Jesse C. Johnson Jr. (born March 2, 1959) is an American environmental and political activist, actor, and filmmaker from West Virginia. Johnson has thrice run for Governor of West Virginia and twice for West Virginia's Class 1 U.S. Senate seat, running in 2006 and again in the special election in 2010.

Life and career
Born in Charleston, West Virginia, Johnson attended Marshall University, North Carolina School of the Arts, the University of Charleston, and West Liberty University. He is a member of the Screen Actors Guild, Actor's Equity, AFTRA, and SAG's Native American Registry and has worked with both the Directors Guild of America and the Writers Guild of America.

Political campaigns
In 2004, Johnson was the Mountain Party nominee for governor in order to maintain the party's newly-won ballot line and to bring the issue of mountain top removal to statewide attention. He received 2.5% of the vote.

In 2006, Johnson was the Mountain nominee West Virginia’s US Senate election. He campaigned against corporate influence of the elections. Johnson neither took nor spent money, focusing on the need for campaign finance reform. He received 1.9% of the vote. 

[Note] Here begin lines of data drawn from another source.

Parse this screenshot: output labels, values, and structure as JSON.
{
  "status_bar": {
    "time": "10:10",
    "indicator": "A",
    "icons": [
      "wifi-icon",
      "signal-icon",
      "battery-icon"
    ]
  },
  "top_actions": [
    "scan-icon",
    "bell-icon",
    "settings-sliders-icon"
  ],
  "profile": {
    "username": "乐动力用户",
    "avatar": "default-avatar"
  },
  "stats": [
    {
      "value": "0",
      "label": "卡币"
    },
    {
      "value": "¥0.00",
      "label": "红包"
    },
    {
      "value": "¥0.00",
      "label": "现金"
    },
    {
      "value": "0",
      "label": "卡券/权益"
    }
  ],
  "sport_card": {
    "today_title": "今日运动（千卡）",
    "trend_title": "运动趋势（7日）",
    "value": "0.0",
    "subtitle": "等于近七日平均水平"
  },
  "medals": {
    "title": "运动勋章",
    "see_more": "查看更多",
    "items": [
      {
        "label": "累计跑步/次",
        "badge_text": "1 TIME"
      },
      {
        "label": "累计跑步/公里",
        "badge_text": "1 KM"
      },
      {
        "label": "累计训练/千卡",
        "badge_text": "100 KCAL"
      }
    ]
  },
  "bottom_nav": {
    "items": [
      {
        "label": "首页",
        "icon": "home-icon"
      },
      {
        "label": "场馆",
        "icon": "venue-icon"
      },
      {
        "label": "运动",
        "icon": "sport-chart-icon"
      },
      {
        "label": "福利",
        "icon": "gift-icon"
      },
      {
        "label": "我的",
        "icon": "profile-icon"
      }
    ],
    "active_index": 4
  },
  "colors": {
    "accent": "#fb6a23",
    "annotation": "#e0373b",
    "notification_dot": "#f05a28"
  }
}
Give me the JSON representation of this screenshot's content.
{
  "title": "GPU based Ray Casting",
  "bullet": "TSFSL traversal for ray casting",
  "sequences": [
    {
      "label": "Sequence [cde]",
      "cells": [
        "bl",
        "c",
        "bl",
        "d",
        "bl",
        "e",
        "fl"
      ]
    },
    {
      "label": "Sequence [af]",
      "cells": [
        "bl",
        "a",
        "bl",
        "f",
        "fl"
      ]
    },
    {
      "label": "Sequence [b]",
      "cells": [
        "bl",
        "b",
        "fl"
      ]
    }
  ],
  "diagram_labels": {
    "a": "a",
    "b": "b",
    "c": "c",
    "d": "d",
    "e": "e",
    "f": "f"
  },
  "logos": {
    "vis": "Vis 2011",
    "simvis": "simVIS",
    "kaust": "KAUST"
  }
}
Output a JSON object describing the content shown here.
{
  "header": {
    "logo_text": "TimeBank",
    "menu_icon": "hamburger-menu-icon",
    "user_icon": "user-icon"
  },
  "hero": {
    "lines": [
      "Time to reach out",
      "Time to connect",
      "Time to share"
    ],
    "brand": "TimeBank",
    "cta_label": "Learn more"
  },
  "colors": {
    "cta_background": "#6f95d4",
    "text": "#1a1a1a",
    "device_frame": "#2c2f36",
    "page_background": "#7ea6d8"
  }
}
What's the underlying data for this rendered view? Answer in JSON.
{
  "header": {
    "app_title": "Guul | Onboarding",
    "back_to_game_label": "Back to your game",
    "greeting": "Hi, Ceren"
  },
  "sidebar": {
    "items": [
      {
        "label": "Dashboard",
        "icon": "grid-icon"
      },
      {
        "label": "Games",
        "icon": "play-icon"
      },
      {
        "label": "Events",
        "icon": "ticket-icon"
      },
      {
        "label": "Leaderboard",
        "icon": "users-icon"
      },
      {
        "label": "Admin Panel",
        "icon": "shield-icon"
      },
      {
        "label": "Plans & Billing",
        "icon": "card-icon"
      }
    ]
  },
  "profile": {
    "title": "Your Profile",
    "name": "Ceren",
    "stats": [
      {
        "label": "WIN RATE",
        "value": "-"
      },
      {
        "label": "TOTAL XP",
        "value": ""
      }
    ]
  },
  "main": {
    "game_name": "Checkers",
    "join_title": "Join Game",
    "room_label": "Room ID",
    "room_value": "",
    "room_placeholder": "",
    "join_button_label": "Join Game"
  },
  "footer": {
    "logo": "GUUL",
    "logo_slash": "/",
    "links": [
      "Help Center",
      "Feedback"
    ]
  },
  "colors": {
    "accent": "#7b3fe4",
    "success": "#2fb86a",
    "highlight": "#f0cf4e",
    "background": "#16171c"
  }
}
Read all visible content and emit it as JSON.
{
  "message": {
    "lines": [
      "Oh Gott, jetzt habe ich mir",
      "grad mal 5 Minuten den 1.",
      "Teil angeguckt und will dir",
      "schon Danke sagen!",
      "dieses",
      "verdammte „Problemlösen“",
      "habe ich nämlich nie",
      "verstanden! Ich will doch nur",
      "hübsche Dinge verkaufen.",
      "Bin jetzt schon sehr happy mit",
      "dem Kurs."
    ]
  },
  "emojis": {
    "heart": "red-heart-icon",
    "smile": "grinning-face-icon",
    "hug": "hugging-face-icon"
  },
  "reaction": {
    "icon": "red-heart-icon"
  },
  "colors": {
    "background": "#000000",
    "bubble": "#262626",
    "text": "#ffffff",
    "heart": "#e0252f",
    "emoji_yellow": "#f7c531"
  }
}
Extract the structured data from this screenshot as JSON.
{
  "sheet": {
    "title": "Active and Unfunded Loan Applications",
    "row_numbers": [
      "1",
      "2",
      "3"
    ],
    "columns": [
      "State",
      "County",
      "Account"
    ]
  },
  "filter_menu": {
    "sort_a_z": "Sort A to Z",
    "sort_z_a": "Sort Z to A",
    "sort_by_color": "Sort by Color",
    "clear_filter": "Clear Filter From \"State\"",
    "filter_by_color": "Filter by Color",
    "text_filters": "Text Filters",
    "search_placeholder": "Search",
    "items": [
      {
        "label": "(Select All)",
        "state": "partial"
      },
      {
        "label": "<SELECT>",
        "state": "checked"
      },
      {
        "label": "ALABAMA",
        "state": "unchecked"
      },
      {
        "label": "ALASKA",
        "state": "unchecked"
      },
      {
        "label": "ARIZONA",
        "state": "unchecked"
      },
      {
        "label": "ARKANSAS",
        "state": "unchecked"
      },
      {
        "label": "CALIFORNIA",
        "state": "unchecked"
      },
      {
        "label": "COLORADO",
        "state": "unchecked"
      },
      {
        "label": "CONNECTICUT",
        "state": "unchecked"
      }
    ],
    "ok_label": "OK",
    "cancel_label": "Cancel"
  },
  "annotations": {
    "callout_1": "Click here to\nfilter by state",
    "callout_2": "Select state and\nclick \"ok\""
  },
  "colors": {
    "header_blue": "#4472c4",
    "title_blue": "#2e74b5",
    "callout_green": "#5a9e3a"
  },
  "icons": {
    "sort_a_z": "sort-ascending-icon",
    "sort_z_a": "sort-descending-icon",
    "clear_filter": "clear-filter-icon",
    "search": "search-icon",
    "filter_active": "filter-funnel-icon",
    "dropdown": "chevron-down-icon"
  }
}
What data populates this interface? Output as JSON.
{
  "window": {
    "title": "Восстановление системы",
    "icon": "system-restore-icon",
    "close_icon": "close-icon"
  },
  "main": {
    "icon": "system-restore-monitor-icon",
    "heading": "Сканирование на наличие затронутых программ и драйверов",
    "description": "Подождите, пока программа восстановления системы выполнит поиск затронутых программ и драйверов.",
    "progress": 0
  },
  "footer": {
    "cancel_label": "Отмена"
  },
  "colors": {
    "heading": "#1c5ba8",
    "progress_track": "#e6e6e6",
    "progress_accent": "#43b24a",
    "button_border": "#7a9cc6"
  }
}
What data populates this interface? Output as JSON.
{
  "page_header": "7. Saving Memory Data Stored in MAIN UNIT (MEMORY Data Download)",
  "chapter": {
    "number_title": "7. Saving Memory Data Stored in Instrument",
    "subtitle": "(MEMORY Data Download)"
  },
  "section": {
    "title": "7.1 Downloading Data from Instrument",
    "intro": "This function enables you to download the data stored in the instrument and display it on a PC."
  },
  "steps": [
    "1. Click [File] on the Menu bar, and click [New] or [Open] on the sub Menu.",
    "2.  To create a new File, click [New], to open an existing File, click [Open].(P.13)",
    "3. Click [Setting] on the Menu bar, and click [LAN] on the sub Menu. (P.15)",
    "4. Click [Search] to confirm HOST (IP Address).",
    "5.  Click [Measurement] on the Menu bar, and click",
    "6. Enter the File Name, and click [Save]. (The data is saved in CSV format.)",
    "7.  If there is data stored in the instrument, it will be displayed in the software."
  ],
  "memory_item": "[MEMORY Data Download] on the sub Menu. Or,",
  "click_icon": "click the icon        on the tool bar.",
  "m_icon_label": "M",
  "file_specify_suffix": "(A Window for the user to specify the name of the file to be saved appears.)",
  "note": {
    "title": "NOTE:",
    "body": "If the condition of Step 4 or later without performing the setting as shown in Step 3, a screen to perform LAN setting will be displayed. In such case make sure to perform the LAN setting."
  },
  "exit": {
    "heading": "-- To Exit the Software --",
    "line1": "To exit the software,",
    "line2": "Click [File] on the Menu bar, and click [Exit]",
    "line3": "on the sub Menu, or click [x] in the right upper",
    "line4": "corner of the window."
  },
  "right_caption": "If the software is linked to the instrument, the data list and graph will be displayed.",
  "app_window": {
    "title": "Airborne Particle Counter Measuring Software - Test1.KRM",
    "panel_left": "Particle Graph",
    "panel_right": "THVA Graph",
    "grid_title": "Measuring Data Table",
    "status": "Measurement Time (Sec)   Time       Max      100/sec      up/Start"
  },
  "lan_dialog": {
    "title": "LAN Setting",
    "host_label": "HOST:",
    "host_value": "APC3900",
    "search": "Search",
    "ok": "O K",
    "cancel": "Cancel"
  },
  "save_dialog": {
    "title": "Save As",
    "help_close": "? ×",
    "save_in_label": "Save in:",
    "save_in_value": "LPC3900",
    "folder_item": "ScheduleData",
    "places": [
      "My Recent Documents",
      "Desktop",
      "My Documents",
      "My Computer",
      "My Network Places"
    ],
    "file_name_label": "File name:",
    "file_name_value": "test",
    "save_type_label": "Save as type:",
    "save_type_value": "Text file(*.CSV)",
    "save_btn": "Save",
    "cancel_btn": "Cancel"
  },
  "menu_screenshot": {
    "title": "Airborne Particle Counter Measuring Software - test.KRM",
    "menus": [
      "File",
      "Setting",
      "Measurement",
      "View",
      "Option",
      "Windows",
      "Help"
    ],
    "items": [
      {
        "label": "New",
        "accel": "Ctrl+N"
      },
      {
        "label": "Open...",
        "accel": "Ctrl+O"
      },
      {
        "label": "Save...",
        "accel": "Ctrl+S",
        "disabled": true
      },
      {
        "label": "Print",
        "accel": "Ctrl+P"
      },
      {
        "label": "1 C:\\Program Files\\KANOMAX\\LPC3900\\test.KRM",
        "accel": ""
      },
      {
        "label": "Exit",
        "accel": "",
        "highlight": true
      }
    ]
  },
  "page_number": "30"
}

In 2008, Johnson sought the Green Party nomination for president and won his home state of West Virginia in the Green primaries. He received the endorsement of former United States Senator and former 2008 presidential candidate Mike Gravel, among others.  At the 2008 Green National Convention, Johnson lost the nomination to former Congresswoman Cynthia McKinney.

In 2008, he again ran for governor. His campaign was endorsed by the Sierra Club and the Citizens Action Committee.  He received 21,472 votes (3.99% of the vote).

In the 2010 special election for the late Robert Byrd's Senate seat in West Virginia, his opponents were Joe Manchin, the Democratic Party nominee, who won the seat; John Raese, the Republican Party nominee; and Jeff Becker, the Constitution Party nominee.  Johnson was endorsed by former Democratic Congressman Ken Hechler to fill the seat.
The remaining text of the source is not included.